As a freelance designer, often I get harassed by my friends that I should be really happy to be working for myself. They’re right, I should be happy about it and I am. However, I also have the stigma that almost all self-employed people are tagged with; working less and doing less. I don’t bother to correct them that I put tons of extra hours into my work because I know most of my friends are simply poking fun and usually not serious. I do work very often, and find personal time harder to come by which is a big issue. I really need to find more time for me. Along the same lines, I sit at the computer for 9 or more hours a day 5 or 6 days a week. It isn’t always fun, and it sure makes getting fat easy, which I’m good at.
Fat & Lazy
So, I’ve decided I’m tired of being overweight. My friend and client, Marc Halpern of Halpern Fitness and I have started a workout routine. Marc is a great Personal Trainer, and I’ve gone at this for a week now and already feel better about myself, and have more energy. I’ve always had Marc around, but never seriously got into a workout regiment made by him to cater directly to me. This morning I was thinking how very stupid I have been for waiting this long. I’ve tried many workouts, and I don’t think I’ve ever felt that any of my own workouts with equipment at a gym are nearly as beneficial as working directly with Marc. We’ve set up daily nutrition goals, as well as my goal of making it to 250lbs by March.

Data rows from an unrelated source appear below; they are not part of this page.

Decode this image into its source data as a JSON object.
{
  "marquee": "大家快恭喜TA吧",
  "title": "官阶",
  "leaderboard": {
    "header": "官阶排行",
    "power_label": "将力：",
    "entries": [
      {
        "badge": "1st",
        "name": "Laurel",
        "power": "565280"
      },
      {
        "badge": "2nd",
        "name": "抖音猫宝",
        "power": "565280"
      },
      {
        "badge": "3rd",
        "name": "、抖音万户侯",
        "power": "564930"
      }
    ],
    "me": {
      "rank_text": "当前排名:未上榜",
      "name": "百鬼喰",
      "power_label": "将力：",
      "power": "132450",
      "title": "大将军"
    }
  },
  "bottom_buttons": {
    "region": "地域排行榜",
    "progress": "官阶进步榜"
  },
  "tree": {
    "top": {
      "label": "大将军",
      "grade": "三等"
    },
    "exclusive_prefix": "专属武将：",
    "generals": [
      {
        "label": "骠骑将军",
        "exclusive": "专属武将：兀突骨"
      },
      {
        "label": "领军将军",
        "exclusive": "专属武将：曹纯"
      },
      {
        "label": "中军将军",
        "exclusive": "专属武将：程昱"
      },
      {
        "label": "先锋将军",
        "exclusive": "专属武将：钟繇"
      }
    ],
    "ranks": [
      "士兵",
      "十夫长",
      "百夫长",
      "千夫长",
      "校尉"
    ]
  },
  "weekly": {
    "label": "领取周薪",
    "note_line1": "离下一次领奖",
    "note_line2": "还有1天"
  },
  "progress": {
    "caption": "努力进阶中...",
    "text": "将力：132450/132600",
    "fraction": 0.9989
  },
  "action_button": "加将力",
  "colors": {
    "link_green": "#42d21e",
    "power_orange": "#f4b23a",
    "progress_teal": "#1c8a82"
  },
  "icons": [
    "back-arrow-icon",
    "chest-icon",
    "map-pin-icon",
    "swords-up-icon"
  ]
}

Excuses, everyone has them and they all…
One excuse I constantly used was that I was going to lose too much of my billable hours & productivity by worrying about exercising. To put it gently, I was stupidly wrong. I’m not losing any time. I think knowing I have to make room for exercise each day makes me more proficient with the rest of my scheduling. On top of this, I feel like I have more energy mentally to get through longer days and not get creatively burnt out. Maybe the release of aggression & pent-up energy just helps me focus the rest of the day. I’m no doctor, but I sure as hell feel better.